También estoy preocupada. Me preocupa cómo afectará el incremento de jueces nombrados por Trump a los derechos al voto, la libertad reproductiva y los derechos civiles de la comunidad LGBTQ. Me preocupa que mi matrimonio esté en peligro. Me preocupa que la policía siga actuando como si las vidas de las personas negras no importaran y cometa asesinatos extrajudiciales con impunidad. Me preocupa que los abismos profundos entre los pobres, la clase media y los ricos se ensanchen todavía más. Me preocupa que haya tanta gente tan cómoda con sus vidas que no le importan estos problemas.

Seré sincera. Los últimos cuatro años han destrozado mi fe en casi todo. Me siento ridícula de tan solo decirlo. Me siento ridícula de haber tenido tanta confianza en la victoria de Hillary Clinton, de haber creído que, si una persona terrible era elegida a la presidencia, el sistema de controles y equilibrios iba a minimizar el daño que podría hacer. Desde la elección de Trump, lo hemos visto a él y al Partido Republicano ejecutar sus planes de forma sistemática e implacable. Han desmantelado las normas democráticas con vigor. Hemos visto un desfile interminable de horrores, desde las familias separadas en la frontera mexicana y una economía destrozada hasta un gobierno completamente insensible frente a una pandemia que sigue haciendo estragos en el país. Y la lista sigue y sigue. La atrocidad tan solo engendra más atrocidad.

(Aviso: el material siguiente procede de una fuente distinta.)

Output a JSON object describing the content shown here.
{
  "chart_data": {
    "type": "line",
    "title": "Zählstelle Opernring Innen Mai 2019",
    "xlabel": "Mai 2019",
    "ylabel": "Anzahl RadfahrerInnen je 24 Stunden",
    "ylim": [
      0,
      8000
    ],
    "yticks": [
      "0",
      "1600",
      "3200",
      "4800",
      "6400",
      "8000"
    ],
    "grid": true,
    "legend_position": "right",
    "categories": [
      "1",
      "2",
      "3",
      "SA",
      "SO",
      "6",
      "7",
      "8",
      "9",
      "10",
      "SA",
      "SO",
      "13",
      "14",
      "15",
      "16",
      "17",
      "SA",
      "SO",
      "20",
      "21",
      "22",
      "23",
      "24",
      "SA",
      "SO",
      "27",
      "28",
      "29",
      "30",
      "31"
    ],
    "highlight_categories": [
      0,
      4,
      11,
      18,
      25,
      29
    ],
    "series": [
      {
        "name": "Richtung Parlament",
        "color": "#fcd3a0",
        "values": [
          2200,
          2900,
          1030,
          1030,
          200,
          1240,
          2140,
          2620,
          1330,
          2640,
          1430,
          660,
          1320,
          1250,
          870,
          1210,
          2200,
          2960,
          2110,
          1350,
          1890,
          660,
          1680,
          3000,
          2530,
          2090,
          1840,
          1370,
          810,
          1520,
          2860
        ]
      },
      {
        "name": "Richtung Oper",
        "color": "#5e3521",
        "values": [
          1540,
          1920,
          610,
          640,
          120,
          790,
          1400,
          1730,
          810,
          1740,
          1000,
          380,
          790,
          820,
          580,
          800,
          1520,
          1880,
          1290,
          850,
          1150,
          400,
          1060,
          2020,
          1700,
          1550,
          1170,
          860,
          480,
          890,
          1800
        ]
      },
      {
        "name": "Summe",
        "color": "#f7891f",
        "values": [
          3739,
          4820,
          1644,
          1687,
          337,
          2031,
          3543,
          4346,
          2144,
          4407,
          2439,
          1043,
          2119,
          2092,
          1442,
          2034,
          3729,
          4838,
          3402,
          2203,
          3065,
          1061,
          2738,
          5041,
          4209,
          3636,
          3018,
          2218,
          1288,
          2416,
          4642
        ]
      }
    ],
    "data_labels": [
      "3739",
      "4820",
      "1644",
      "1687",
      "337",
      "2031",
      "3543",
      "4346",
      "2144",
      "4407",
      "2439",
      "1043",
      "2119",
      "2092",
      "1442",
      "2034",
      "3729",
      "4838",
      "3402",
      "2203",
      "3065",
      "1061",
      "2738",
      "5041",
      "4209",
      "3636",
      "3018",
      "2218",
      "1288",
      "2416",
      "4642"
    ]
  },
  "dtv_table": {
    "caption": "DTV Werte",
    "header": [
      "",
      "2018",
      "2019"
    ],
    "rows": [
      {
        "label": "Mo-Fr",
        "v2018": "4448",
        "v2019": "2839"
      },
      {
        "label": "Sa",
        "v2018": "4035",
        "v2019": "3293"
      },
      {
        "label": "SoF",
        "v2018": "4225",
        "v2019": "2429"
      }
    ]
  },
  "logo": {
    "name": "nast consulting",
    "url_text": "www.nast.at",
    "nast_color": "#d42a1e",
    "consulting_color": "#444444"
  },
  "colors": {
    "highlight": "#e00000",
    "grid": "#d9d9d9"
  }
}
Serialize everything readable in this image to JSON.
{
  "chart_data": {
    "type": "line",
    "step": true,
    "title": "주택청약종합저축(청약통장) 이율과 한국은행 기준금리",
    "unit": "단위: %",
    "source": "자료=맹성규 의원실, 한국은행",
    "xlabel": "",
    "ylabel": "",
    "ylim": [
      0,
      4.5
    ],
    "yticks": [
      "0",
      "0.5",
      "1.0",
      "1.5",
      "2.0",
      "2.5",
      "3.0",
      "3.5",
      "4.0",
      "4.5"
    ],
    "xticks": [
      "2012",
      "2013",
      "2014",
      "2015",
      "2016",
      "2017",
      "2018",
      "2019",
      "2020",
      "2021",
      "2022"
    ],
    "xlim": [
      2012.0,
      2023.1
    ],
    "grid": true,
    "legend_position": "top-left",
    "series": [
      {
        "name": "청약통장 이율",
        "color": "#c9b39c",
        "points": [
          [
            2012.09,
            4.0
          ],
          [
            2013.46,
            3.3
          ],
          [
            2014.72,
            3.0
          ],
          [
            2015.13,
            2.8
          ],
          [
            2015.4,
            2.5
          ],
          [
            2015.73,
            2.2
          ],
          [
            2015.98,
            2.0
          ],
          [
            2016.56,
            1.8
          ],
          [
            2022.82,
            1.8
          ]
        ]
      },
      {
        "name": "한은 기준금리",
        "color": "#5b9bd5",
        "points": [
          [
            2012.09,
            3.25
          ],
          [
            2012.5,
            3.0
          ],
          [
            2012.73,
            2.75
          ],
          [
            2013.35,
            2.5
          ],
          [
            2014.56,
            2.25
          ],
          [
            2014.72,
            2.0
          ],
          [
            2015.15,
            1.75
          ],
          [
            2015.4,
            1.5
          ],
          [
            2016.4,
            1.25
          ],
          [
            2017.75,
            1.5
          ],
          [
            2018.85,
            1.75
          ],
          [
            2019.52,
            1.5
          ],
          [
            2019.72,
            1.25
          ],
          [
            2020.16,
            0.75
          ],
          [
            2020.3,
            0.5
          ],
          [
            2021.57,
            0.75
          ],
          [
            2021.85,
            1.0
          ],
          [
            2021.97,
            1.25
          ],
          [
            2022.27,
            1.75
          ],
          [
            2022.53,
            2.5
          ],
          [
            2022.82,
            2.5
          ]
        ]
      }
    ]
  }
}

Al mismo tiempo, los últimos cuatro años me han llenado de energía. Me han movido más hacia la izquierda desde la comodidad de la centroizquierda. Me he vuelto más activa y comprometida en mi comunidad. Veo que mis posturas sociopolíticas han cambiado para convertirse en valores progresistas verdaderos. No soy la misma mujer que era y estoy agradecida por ello, aunque odie lo que me trajo hasta aquí.

Durante gran parte del ciclo electoral de 2020, muchos de nosotros queríamos que cualquiera excepto Donald Trump fuera el presidente, porque literalmente cualquier otra persona sería una mejora. Dejó la vara muy baja, hasta el subsuelo. A medida que el campo democrático se reducía, hubo tiempo de considerar quién iba a servir mejor al país pero, aunque encontramos a nuestros candidatos preferidos, era claro que sacar a Trump del cargo iba a ser solo el inicio del trabajo. Ahí se encuentra el país. El estado de este país mejorará cuando Joe Biden sea nombrado el cuadragésimo sexto presidente de Estados Unidos —si lo llega a ser—, pero muchísimas cosas seguirán exactamente igual si no nos mantenemos tan comprometidos a progresar durante su gobierno como lo estuvimos durante el de Trump.

Esto es Estados Unidos, un país con una división profunda y una inmensa cantidad de defectos. El futuro de este país es incierto, pero no es un caso perdido. Estoy lista para pelear por ese futuro, sin importar qué nos depare. ¿Y tú?

Roxane Gay es columnista de Opinión.